I had the privilege and opportunity to attend the international EDS conference in Rome, Italy, in September 2022. The following are updates on several topics that I felt would be useful or of interest to the EDS community.
LDN and hEDS
A study conducted by the Comprehensive Center for Spine Care at Cornell University in New York, evaluated 136 patients from 2018 through 2021 and found that low-dose naltrexone was safe and potentially effective therapeutic for hEDS patients with chronic pain and mood disturbance. Interestingly, however, they found the MED or maximally effective dose quite variable in patients ranging from 0.1-5.2 mg per day suggesting that alterations to the current titrating dosing of 1.5 mg, 3.0 mg, and 4.5 mg administered over several weeks may be needed.
Piezogenic Papules - not so unusual after all
Piezogenic pedal papules (PPP) develop from herniation of subcutaneous fat into the dermis, creating fleshy, often yellow colored “bumps” on the heels of the feet. Their presence in a patient being evaluated for hEDS meets a systemic connective tissue finding as per the March 2017 modified criteria for diagnosis.
A study out of the University of Toronto evaluated both hEDS/HSD and non-EDS patients and found that the prevalence of PPP was similar in HSD and non-EDS patients (47.3% versus 45%). Although the prevalence of PPP was higher in hEDS patients versus non-EDS individuals the positive predictive value of PPP to diagnose hEDS was deemed to be poor.
They concluded that PPP are a normal finding and not specific to EDS, stating that it is unlikely that they develop from weak collagen and were not associated with hypermobility or features of skin fragility.
Update on hEDS Genetics - from MUSC and Dr. Norris
EDS is a group of heritable connective tissue disorders resulting in the general features of joint hypermobility and tissue fragility. The initial genetic findings revealed mutations in collagen genes or genes involved in collagen synthesis or processing. Although the genetic basis for most subtypes of EDS are well characterized, very little is known about the underlying Genetics and biology of hEDS.
It is postulated that the variability in severity and presentation in hEDS patients is linked to a multitude of genetic changes or more simply, that changes in a number of different genes are linked to and causative of hEDS.
Dr. Norris’ lab at MUSC recently identified a candidate gene, Gene X G226D, from a multigenerational family with hEDS and has used this information to generate a genetically and phenotypically accurate mouse model that enables them to study mechanisms of disease pathogenesis. Protein studies suggest that this gene may be linked to extracellular matrix dysfunction in hEDS.
In order to better understand the prevalence of this pathogenic variant (mutation) and to identify additional variants, they completed whole exome sequencing on 250 individuals with an hEDS diagnosis. These studies identified additional gene candidates currently undergoing investigation.
And For the Kids
To address concerns regarding an increased fracture risk among children with EDS a group at Sick Kids in Toronto looked at 30 children with EDS, 6 of whom had hEDS and and 60 cases of GJH or generalized joint hypermobility.
The researchers found that the fracture prevalence in the EDS population was 26.7% (8/30).

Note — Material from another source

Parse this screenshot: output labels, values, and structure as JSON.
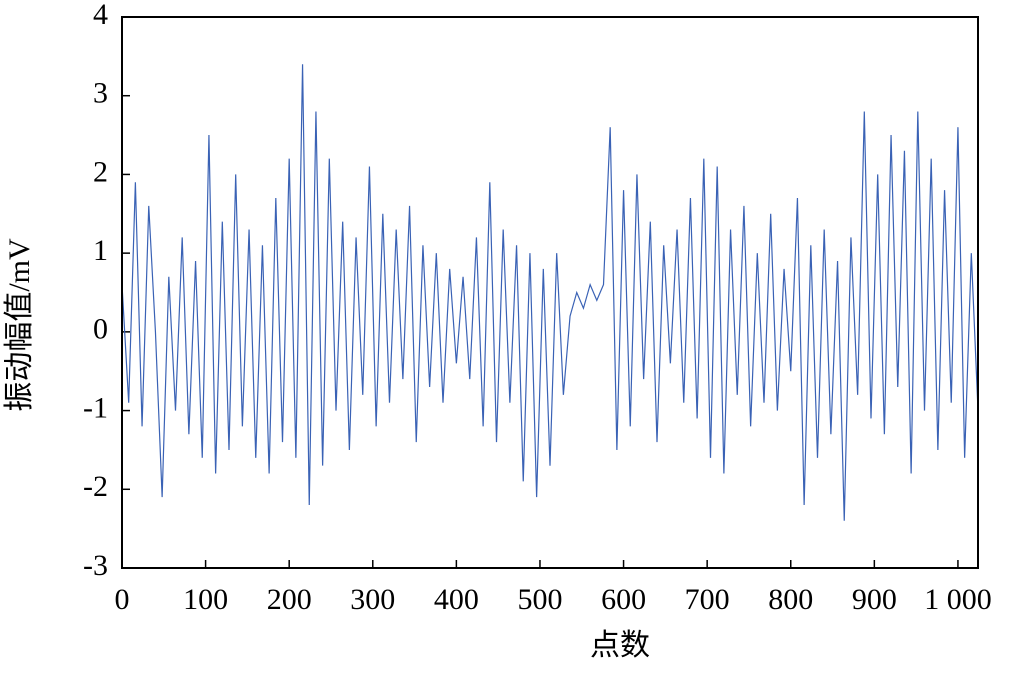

Two of the six patients with hEDS had fractures, none occurring before two years of age. In the GJH group, fracture prevalence was 25% parentheses (15/60) and no fractures occurred younger than 17 months of age. In both groups, all fractures occurred in the limbs with the exception of several fractures associated with clear traumatic injury to other parts of the body as could occur in a motor vehicle accident, for example.

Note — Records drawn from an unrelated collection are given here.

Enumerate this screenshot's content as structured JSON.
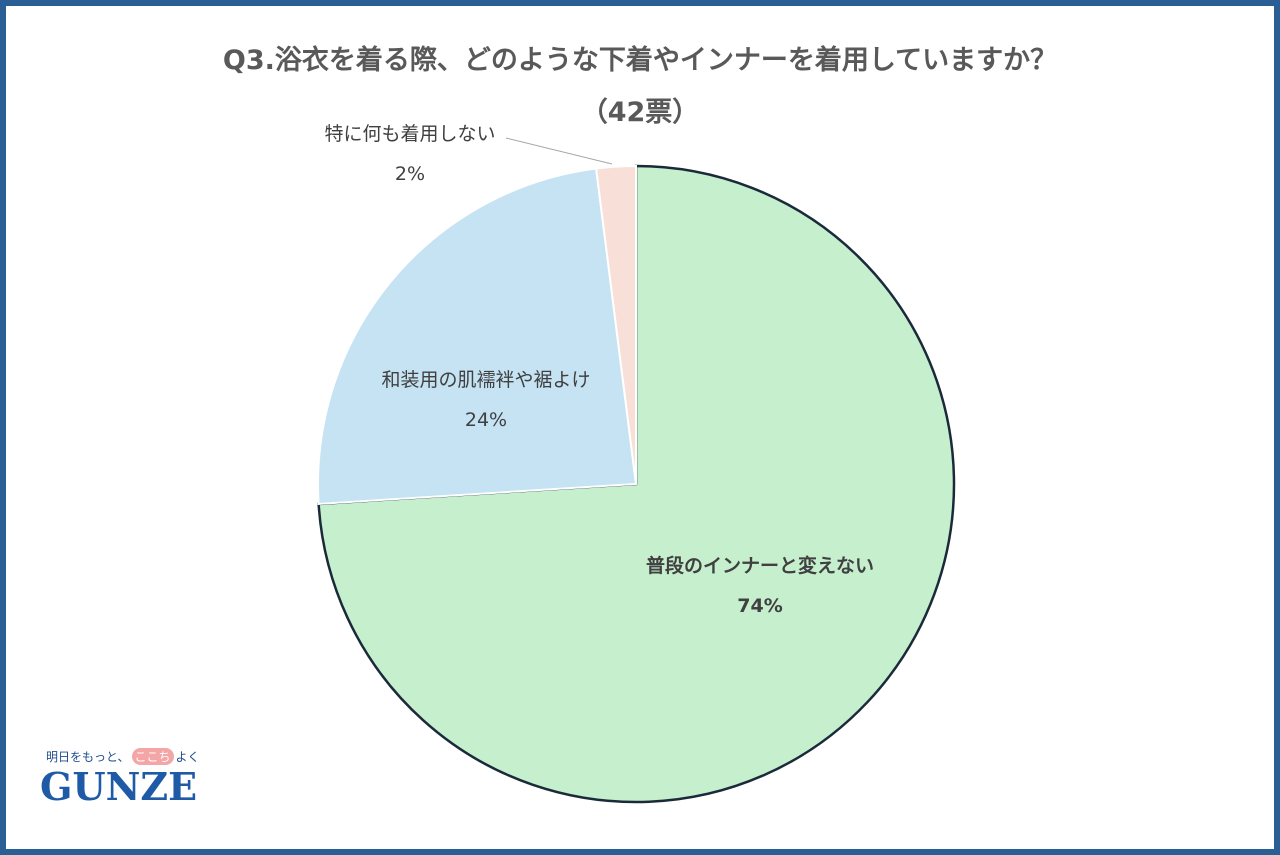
{
  "chart_data": {
    "type": "pie",
    "title": "Q3.浴衣を着る際、どのような下着やインナーを着用していますか？",
    "subtitle": "（42票）",
    "slices": [
      {
        "label": "普段のインナーと変えない",
        "percent_label": "74%",
        "value": 74,
        "color": "#c6efce"
      },
      {
        "label": "和装用の肌襦袢や裾よけ",
        "percent_label": "24%",
        "value": 24,
        "color": "#c5e3f3"
      },
      {
        "label": "特に何も着用しない",
        "percent_label": "2%",
        "value": 2,
        "color": "#f8e0d8"
      }
    ],
    "legend": "none"
  },
  "logo": {
    "tagline_before": "明日をもっと、",
    "tagline_highlight": "ここち",
    "tagline_after": "よく",
    "brand": "GUNZE"
  },
  "colors": {
    "frame": "#2a5f96",
    "title_text": "#595959",
    "highlight_border": "#1b2a3a"
  }
}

Overall, this data supports increased fracture risk for EDS and GJH pediatric patients. While the reasoning is unclear, I postulate that increased falling among young children with possible abnormal torque placed on limb bones due to hypermobility may lead to increased fracture risk.
Sincerely,
Fran D. Kendall, M.D.
This post is not meant to be a recommendation or a substitute for professional advice and services rendered by qualified doctors, allied medical personnel, and other professional services. The responsibility for any use of this information, or for proper medical treatment, rests with you.